Am 01.06.2011 10:49, schrieb Alexander Graf:
> 
> On 01.06.2011, at 06:29, Stefan Hajnoczi wrote:
> 
>> On Sun, May 29, 2011 at 2:19 PM, Fam Zheng <famc...@gmail.com> wrote:
>>> As a project of Google Summer of Code 2011, I'm now working on
>>> improving VMDK image support. There are many subformats of VMDK
>>> virtual disk, some of which have separate descriptor file and others
>>> don't, some allocate space at once and some others grow dynamically,
>>> some have optional data compression. The current support of VMDK
>>> format is very limited, i.e. qemu now supports single file images, but
>>> couldn't recognize the widely used multi-file types. We have planned
>>> to add such support to VMDK block driver and enable more image types,
>>> and the working timeline is set in weeks (#1 to #7) as:
>>>
>>> [#1] Monolithic flat layout support
>>> [#2] Implement compression and Stream-Optimized Compressed Sparse
>>> Extents support.
>>> [#3] Improve ESX Server Sparse Extents support.
>>> [#4] Debug and test. Collect virtual disks with various versions and
>>> options, test qemu-img with them. By now some patches may be ready to
>>> deliver.
>>> [#5, 6] Add multi-file support (2GB extent formats)
>>> [#7] Clean up and midterm evaluation.
>>
>> Thanks to Fam's work, we'll hopefully support the latest real-world
>> VMDK files in qemu-img convert within the next few months.
>>
>> If anyone has had particular VMDK "problem files" which qemu-img
>> cannot handle, please reply, they would make interesting test cases.
> 
> There is one very useful use-case of VMDK files that we currently don't 
> support: remapping.
> 
> A vmdk file can specify that it really is backed by a raw block device, but 
> only for certain chunks, while other chunks of it can be mapped read-only or 
> zero. That is very useful when passing in a host disk to the guest and you 
> want to be sure that you don't break other partitions than the one you're 
> playing with.
> 
> It can also shadow map those chunks. For example on the case above, the MBR 
> is COW (IIRC) for the image, so you can install a bootloader in there.

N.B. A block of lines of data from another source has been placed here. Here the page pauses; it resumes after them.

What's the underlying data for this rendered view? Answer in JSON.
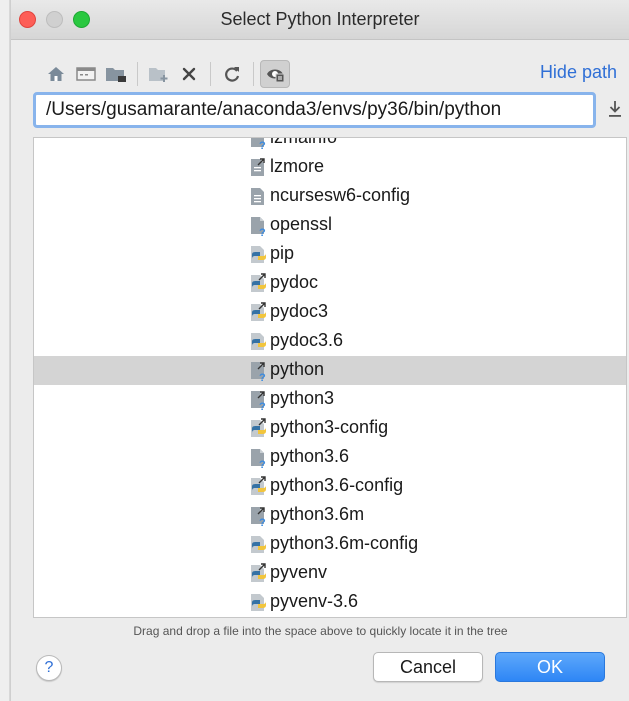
{
  "window": {
    "title": "Select Python Interpreter"
  },
  "toolbar": {
    "hide_path_label": "Hide path",
    "icons": [
      "home-icon",
      "desktop-icon",
      "folder-icon",
      "new-folder-icon",
      "delete-icon",
      "refresh-icon",
      "show-hidden-icon"
    ]
  },
  "path": {
    "value": "/Users/gusamarante/anaconda3/envs/py36/bin/python"
  },
  "tree": {
    "selected": "python",
    "items": [
      {
        "name": "lzmainfo",
        "kind": "unknown"
      },
      {
        "name": "lzmore",
        "kind": "link-file"
      },
      {
        "name": "ncursesw6-config",
        "kind": "text-file"
      },
      {
        "name": "openssl",
        "kind": "unknown"
      },
      {
        "name": "pip",
        "kind": "python"
      },
      {
        "name": "pydoc",
        "kind": "python-link"
      },
      {
        "name": "pydoc3",
        "kind": "python-link"
      },
      {
        "name": "pydoc3.6",
        "kind": "python"
      },
      {
        "name": "python",
        "kind": "unknown-link"
      },
      {
        "name": "python3",
        "kind": "unknown-link"
      },
      {
        "name": "python3-config",
        "kind": "python-link"
      },
      {
        "name": "python3.6",
        "kind": "unknown"
      },
      {
        "name": "python3.6-config",
        "kind": "python-link"
      },
      {
        "name": "python3.6m",
        "kind": "unknown-link"
      },
      {
        "name": "python3.6m-config",
        "kind": "python"
      },
      {
        "name": "pyvenv",
        "kind": "python-link"
      },
      {
        "name": "pyvenv-3.6",
        "kind": "python"
      }
    ]
  },
  "hint": "Drag and drop a file into the space above to quickly locate it in the tree",
  "buttons": {
    "help": "?",
    "cancel": "Cancel",
    "ok": "OK"
  },
  "colors": {
    "accent": "#2f6fd6",
    "ok_button": "#2e86f5",
    "selection": "#d4d4d4"
  }
}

Hm, wondering if that's something to consider for qcow2v3, too... Do you
think it's still useful when doing this on a cluster granularity? It
would only work for well-aligned partitions then, but I think that
shouldn't be a problem for current OSes.

Basically, additionally to the three cluster types "read from this
image", "COW from backing file" and "zero cluster" we could introduce a
fourth one "read/write to backing file".